Brooke, of Inside-Out Design, is an enthusiastic decorator with an eye for creating comfortable and aesthetically pleasing home atmospheres. Here’s a DIY on a really fantastic project she took on to complement her living room seating arrangement.
This coffee table simply wasn’t a suitable height for her couch.
Heck, it wasn’t even that comfortable for propping up her feet. So, she got a clever idea and transformed the table…
Into this amazing ottoman! Just look at that and tell me if it doesn’t make your feet happy just by the sight of it. How did she do this?
First off, she didn’t want her feet to prop higher than her butt, “Cause that would look weird.”
She and her husband, Rob, factored in what she wanted for leg elevation, and subtracted 3 inches for the fabric to be added in the future. Ultimately, Rob ended up sawing off 4 ½ inches from the legs. She then added polycrylic to the cut ends for protection, and reattached them.
Being a perfectionist, she didn’t want the ottoman to look like it used to be a coffee table.
So they built the sides up to be able to attach side upholstery and ensure the genuine ottoman feel.

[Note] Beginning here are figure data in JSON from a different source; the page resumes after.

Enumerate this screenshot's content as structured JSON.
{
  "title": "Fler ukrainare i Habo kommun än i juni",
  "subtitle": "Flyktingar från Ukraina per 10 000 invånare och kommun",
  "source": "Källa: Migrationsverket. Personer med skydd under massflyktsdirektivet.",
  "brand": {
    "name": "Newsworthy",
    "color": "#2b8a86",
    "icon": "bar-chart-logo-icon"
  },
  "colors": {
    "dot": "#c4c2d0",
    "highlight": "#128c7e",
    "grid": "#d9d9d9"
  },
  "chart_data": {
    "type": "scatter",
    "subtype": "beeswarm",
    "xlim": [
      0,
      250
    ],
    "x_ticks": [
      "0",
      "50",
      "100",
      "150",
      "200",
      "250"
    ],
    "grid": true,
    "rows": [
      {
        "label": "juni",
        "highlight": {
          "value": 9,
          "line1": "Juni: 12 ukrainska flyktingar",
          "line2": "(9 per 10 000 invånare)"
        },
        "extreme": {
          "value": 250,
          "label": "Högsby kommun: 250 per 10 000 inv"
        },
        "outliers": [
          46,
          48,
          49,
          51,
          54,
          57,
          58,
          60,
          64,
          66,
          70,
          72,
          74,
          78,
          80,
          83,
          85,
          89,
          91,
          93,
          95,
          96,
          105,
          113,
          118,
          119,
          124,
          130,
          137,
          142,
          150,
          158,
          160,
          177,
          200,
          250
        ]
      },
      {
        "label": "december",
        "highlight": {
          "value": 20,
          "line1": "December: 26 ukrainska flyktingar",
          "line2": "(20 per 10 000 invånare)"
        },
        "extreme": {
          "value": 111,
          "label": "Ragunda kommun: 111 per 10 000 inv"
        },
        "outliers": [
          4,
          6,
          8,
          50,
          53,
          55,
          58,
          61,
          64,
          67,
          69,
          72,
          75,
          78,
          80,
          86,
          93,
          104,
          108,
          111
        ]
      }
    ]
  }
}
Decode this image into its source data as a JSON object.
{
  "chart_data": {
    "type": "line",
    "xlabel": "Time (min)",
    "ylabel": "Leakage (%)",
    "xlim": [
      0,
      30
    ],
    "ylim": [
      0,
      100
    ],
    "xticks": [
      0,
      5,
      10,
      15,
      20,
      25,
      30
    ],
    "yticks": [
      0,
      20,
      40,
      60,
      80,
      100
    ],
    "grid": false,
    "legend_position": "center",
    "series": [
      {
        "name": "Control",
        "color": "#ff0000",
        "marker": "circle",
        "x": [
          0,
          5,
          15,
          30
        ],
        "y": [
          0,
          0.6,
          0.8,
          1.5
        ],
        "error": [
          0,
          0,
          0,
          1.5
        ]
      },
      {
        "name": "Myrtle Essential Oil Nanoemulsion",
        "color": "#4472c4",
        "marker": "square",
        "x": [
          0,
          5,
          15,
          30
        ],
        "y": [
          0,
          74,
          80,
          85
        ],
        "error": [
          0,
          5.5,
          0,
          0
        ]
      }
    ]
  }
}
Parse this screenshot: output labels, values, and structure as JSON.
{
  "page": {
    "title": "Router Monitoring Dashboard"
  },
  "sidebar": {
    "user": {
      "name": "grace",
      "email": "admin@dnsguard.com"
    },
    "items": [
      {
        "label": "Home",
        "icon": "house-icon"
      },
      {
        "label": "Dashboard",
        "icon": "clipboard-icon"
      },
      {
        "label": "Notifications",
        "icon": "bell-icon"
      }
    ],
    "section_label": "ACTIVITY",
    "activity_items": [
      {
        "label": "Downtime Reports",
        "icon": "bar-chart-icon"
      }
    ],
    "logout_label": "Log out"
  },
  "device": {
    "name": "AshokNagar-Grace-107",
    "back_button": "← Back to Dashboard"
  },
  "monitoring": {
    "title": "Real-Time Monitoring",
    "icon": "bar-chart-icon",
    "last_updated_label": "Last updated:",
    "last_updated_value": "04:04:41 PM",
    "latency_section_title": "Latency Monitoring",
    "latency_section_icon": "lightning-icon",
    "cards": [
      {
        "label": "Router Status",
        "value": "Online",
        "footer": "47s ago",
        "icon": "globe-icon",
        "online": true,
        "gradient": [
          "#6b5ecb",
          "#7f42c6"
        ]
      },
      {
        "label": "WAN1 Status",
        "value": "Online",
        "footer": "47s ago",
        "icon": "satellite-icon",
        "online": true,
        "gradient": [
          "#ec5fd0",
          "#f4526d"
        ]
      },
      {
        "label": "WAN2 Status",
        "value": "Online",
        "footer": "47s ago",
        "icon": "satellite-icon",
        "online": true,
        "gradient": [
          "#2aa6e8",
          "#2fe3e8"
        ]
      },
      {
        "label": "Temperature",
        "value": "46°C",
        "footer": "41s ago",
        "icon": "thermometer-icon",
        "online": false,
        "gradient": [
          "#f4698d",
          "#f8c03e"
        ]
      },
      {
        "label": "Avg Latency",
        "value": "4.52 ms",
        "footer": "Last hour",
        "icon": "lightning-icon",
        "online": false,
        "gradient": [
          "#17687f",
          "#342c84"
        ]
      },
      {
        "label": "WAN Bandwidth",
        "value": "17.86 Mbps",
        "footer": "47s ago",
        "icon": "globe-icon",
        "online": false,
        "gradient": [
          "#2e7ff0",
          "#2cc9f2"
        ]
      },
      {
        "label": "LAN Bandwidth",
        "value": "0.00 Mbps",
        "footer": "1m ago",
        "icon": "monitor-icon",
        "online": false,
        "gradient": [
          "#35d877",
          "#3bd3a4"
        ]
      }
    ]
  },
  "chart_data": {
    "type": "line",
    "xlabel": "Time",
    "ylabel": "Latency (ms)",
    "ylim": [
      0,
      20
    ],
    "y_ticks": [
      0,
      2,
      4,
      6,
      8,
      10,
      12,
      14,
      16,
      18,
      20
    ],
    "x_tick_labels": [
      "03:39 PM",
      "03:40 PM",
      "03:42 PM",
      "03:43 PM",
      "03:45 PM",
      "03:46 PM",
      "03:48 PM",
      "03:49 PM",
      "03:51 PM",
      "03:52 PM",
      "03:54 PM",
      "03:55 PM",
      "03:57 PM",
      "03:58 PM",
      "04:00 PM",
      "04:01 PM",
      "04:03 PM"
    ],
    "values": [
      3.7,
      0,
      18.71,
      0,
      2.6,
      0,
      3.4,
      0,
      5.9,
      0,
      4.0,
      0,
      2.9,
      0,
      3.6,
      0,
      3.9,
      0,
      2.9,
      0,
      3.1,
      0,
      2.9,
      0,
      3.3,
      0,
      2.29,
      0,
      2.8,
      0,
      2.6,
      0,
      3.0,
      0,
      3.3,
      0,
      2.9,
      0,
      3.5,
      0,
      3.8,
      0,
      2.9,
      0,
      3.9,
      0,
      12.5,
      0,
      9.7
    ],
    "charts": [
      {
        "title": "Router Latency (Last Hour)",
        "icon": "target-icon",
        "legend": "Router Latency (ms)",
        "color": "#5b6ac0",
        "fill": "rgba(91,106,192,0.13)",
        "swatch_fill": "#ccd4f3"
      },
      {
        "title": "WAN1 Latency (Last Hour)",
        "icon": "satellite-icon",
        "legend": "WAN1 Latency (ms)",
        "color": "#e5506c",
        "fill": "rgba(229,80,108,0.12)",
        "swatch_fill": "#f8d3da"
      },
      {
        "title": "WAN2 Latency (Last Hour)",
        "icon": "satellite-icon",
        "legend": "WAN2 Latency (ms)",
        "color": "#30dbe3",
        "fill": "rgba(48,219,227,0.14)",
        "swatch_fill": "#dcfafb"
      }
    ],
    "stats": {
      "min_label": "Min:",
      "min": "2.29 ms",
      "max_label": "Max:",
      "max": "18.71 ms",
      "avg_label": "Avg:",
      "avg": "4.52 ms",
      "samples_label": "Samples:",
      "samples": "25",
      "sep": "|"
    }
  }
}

It also makes for a handy way to hide the drawer they were going to install.
Some expert precision was used to map out the holes for the tufting.
She knew she wanted the short rows to be rows of four, and Rob did the rest. Out came a Tron like grid, which then had holes drilled into the intersections.
The next step was attaching some pre-cut foam (why not make it easier?) with spray adhesive.
The easiest way to put the two layers of batting on was to lay it out on the floor and place the table on top, upside-down.
It was easy enough to get the edges even and then staple it on. Two layers of batting equals plentiful plushness.
Next up, a blanket was placed on the floor, and then the fabric on top. This was to help keep Brooke from panicking about the fabric getting dirty.
Then the table was placed on top of the fabric, face down as with the batting. The staples were applied to the sides, closely together to prevent a bumpy bottom edge. The corners were done last.
This alone would have been pretty amazing, but if you are going to do something like this, you might as well do it right.
Tufts were added to really give this ottoman the professional touch. Here is Brooke’s DIY tutorial for tufting an ottoman.
You know, that looks just comfy enough to curl up on without a couch. Genius idea!